THERE can be few stories in the history of rock which are as desperately sad as that of Badfinger.

The fact that two members of the band - Pete Ham and Tom Evans - committed suicide casts a terrible pall over a career which should really be remembered for the quality of Badfinger's music, not the nightmare of litigation and recrimination which ultimately affected them in that most dreadful way.

Back in 1969, however, it was all looking rosy for the band who began in Swansea as The Iveys. When The Beatles set up Apple Records in 1968, The Iveys were the first band to be signed to the label, and following the release of their debut album Maybe Tomorrow Beatle confidante Neil Aspinall suggested the name change to Badfinger as a means of updating their image.

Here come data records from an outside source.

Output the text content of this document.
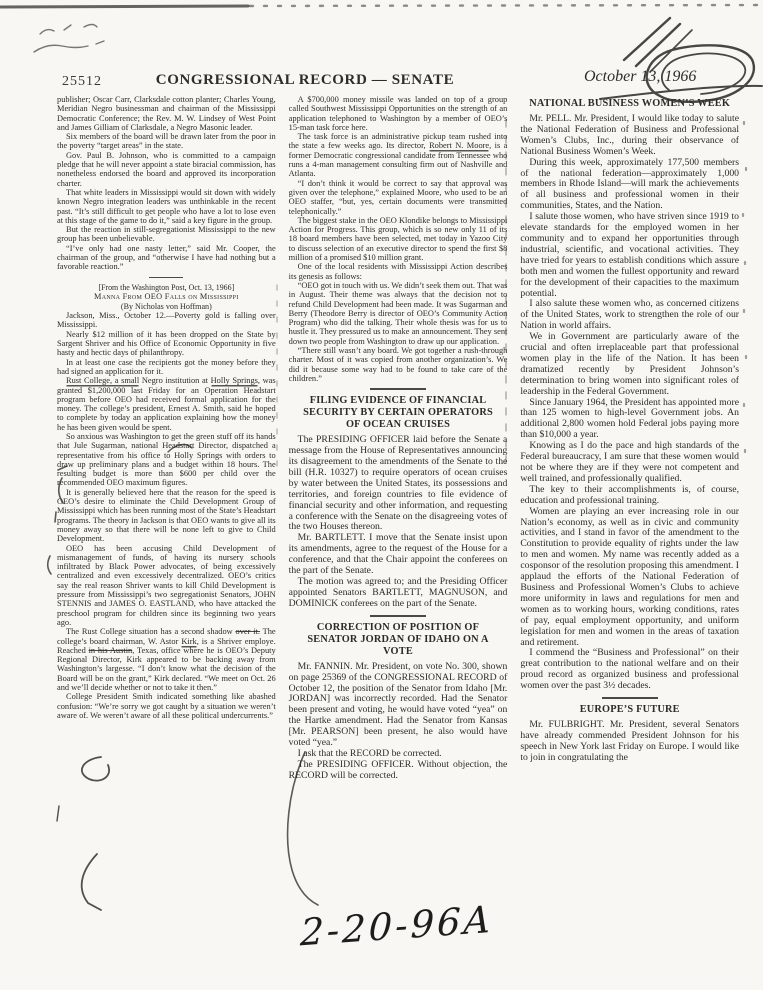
25512	CONGRESSIONAL RECORD — SENATE	October 13, 1966

publisher; Oscar Carr, Clarksdale cotton planter; Charles Young, Meridian Negro businessman and chairman of the Mississippi Democratic Conference; the Rev. M. W. Lindsey of West Point and James Gilliam of Clarksdale, a Negro Masonic leader.

Six members of the board will be drawn later from the poor in the poverty “target areas” in the state.

Gov. Paul B. Johnson, who is committed to a campaign pledge that he will never appoint a state biracial commission, has nonetheless endorsed the board and approved its incorporation charter.

That white leaders in Mississippi would sit down with widely known Negro integration leaders was unthinkable in the recent past. “It’s still difficult to get people who have a lot to lose even at this stage of the game to do it,” said a key figure in the group.

But the reaction in still-segregationist Mississippi to the new group has been unbelievable.

“I’ve only had one nasty letter,” said Mr. Cooper, the chairman of the group, and “otherwise I have had nothing but a favorable reaction.”

[From the Washington Post, Oct. 13, 1966]

Manna From OEO Falls on Mississippi

(By Nicholas von Hoffman)

Jackson, Miss., October 12.—Poverty gold is falling over Mississippi.

Nearly $12 million of it has been dropped on the State by Sargent Shriver and his Office of Economic Opportunity in five hasty and hectic days of philanthropy.

In at least one case the recipients got the money before they had signed an application for it.

Rust College, a small Negro institution at Holly Springs, was granted $1,200,000 last Friday for an Operation Headstart program before OEO had received formal application for the money. The college’s president, Ernest A. Smith, said he hoped to complete by today an application explaining how the money he has been given would be spent.

So anxious was Washington to get the green stuff off its hands that Jule Sugarman, national Headstart Director, dispatched a representative from his office to Holly Springs with orders to draw up preliminary plans and a budget within 18 hours. The resulting budget is more than $600 per child over the recommended OEO maximum figures.

It is generally believed here that the reason for the speed is OEO’s desire to eliminate the Child Development Group of Mississippi which has been running most of the State’s Headstart programs. The theory in Jackson is that OEO wants to give all its money away so that there will be none left to give to Child Development.

OEO has been accusing Child Development of mismanagement of funds, of having its nursery schools infiltrated by Black Power advocates, of being excessively centralized and even excessively decentralized. OEO’s critics say the real reason Shriver wants to kill Child Development is pressure from Mississippi’s two segregationist Senators, JOHN STENNIS and JAMES O. EASTLAND, who have attacked the preschool program for children since its beginning two years ago.

The Rust College situation has a second shadow over it. The college’s board chairman, W. Astor Kirk, is a Shriver employe. Reached in his Austin, Texas, office where he is OEO’s Deputy Regional Director, Kirk appeared to be backing away from Washington’s largesse. “I don’t know what the decision of the Board will be on the grant,” Kirk declared. “We meet on Oct. 26 and we’ll decide whether or not to take it then.”

College President Smith indicated something like abashed confusion: “We’re sorry we got caught by a situation we weren’t aware of. We weren’t aware of all these political undercurrents.”

A $700,000 money missile was landed on top of a group called Southwest Mississippi Opportunities on the strength of an application telephoned to Washington by a member of OEO’s 15-man task force here.

The task force is an administrative pickup team rushed into the state a few weeks ago. Its director, Robert N. Moore, is a former Democratic congressional candidate from Tennessee who runs a 4-man management consulting firm out of Nashville and Atlanta.

“I don’t think it would be correct to say that approval was given over the telephone,” explained Moore, who used to be an OEO staffer, “but, yes, certain documents were transmitted telephonically.”

The biggest stake in the OEO Klondike belongs to Mississippi Action for Progress. This group, which is so new only 11 of its 18 board members have been selected, met today in Yazoo City to discuss selection of an executive director to spend the first $8 million of a promised $10 million grant.

One of the local residents with Mississippi Action describes its genesis as follows:

“OEO got in touch with us. We didn’t seek them out. That was in August. Their theme was always that the decision not to refund Child Development had been made. It was Sugarman and Berry (Theodore Berry is director of OEO’s Community Action Program) who did the talking. Their whole thesis was for us to hustle it. They pressured us to make an announcement. They sent down two people from Washington to draw up our application.

“There still wasn’t any board. We got together a rush-through charter. Most of it was copied from another organization’s. We did it because some way had to be found to take care of the children.”

FILING EVIDENCE OF FINANCIAL SECURITY BY CERTAIN OPERATORS OF OCEAN CRUISES

The PRESIDING OFFICER laid before the Senate a message from the House of Representatives announcing its disagreement to the amendments of the Senate to the bill (H.R. 10327) to require operators of ocean cruises by water between the United States, its possessions and territories, and foreign countries to file evidence of financial security and other information, and requesting a conference with the Senate on the disagreeing votes of the two Houses thereon.

Mr. BARTLETT. I move that the Senate insist upon its amendments, agree to the request of the House for a conference, and that the Chair appoint the conferees on the part of the Senate.

The motion was agreed to; and the Presiding Officer appointed Senators BARTLETT, MAGNUSON, and DOMINICK conferees on the part of the Senate.

CORRECTION OF POSITION OF SENATOR JORDAN OF IDAHO ON A VOTE

Mr. FANNIN. Mr. President, on vote No. 300, shown on page 25369 of the CONGRESSIONAL RECORD of October 12, the position of the Senator from Idaho [Mr. JORDAN] was incorrectly recorded. Had the Senator been present and voting, he would have voted “yea” on the Hartke amendment. Had the Senator from Kansas [Mr. PEARSON] been present, he also would have voted “yea.”

I ask that the RECORD be corrected.

The PRESIDING OFFICER. Without objection, the RECORD will be corrected.

NATIONAL BUSINESS WOMEN’S WEEK

Mr. PELL. Mr. President, I would like today to salute the National Federation of Business and Professional Women’s Clubs, Inc., during their observance of National Business Women’s Week.

During this week, approximately 177,500 members of the national federation—approximately 1,000 members in Rhode Island—will mark the achievements of all business and professional women in their communities, States, and the Nation.

I salute those women, who have striven since 1919 to elevate standards for the employed women in her community and to expand her opportunities through industrial, scientific, and vocational activities. They have tried for years to establish conditions which assure both men and women the fullest opportunity and reward for the development of their capacities to the maximum potential.

I also salute these women who, as concerned citizens of the United States, work to strengthen the role of our Nation in world affairs.

We in Government are particularly aware of the crucial and often irreplaceable part that professional women play in the life of the Nation. It has been dramatized recently by President Johnson’s determination to bring women into significant roles of leadership in the Federal Government.

Since January 1964, the President has appointed more than 125 women to high-level Government jobs. An additional 2,800 women hold Federal jobs paying more than $10,000 a year.

Knowing as I do the pace and high standards of the Federal bureaucracy, I am sure that these women would not be where they are if they were not competent and well trained, and professionally qualified.

The key to their accomplishments is, of course, education and professional training.

Women are playing an ever increasing role in our Nation’s economy, as well as in civic and community activities, and I stand in favor of the amendment to the Constitution to provide equality of rights under the law to men and women. My name was recently added as a cosponsor of the resolution proposing this amendment. I applaud the efforts of the National Federation of Business and Professional Women’s Clubs to achieve more uniformity in laws and regulations for men and women as to working hours, working conditions, rates of pay, equal employment opportunity, and uniform legislation for men and women in the areas of taxation and retirement.

I commend the “Business and Professional” on their great contribution to the national welfare and on their proud record as organized business and professional women over the past 3½ decades.

EUROPE’S FUTURE

Mr. FULBRIGHT. Mr. President, several Senators have already commended President Johnson for his speech in New York last Friday on Europe. I would like to join in congratulating the

2-20-96A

Furthermore, Paul McCartney offered them a song - Come And Get It - which he had just written and demoed, playing all the instruments himself, in Abbey Road during the sessions for the White Album.

The story goes that McCartney advised them to copy it exactly as it was presented on the demo, and then they would have a sure-fire hit. Certainly, when the demo came to light on the Beatles' Anthology series it was apparent that McCartney had all the bases covered straight from the off - great drum track also, by the way.

(John Lennon, when asked if he thought Ringo was the best drummer in the world, memorably remarked: "he's not even the best drummer in the band.") What Badfinger brought to it, apart from an airy high harmony part, was an infectious joie de vivre which nicely offset the song's jaded cynicism, written as it was for the soundtrack of the film The Magic Christian and its underlying message that everyone can be bought.

The film in question was topped and tailed with Come And Get It and Thunderclap Newman's Something In The Air: just for a moment, it felt as though the revolution really had arrived.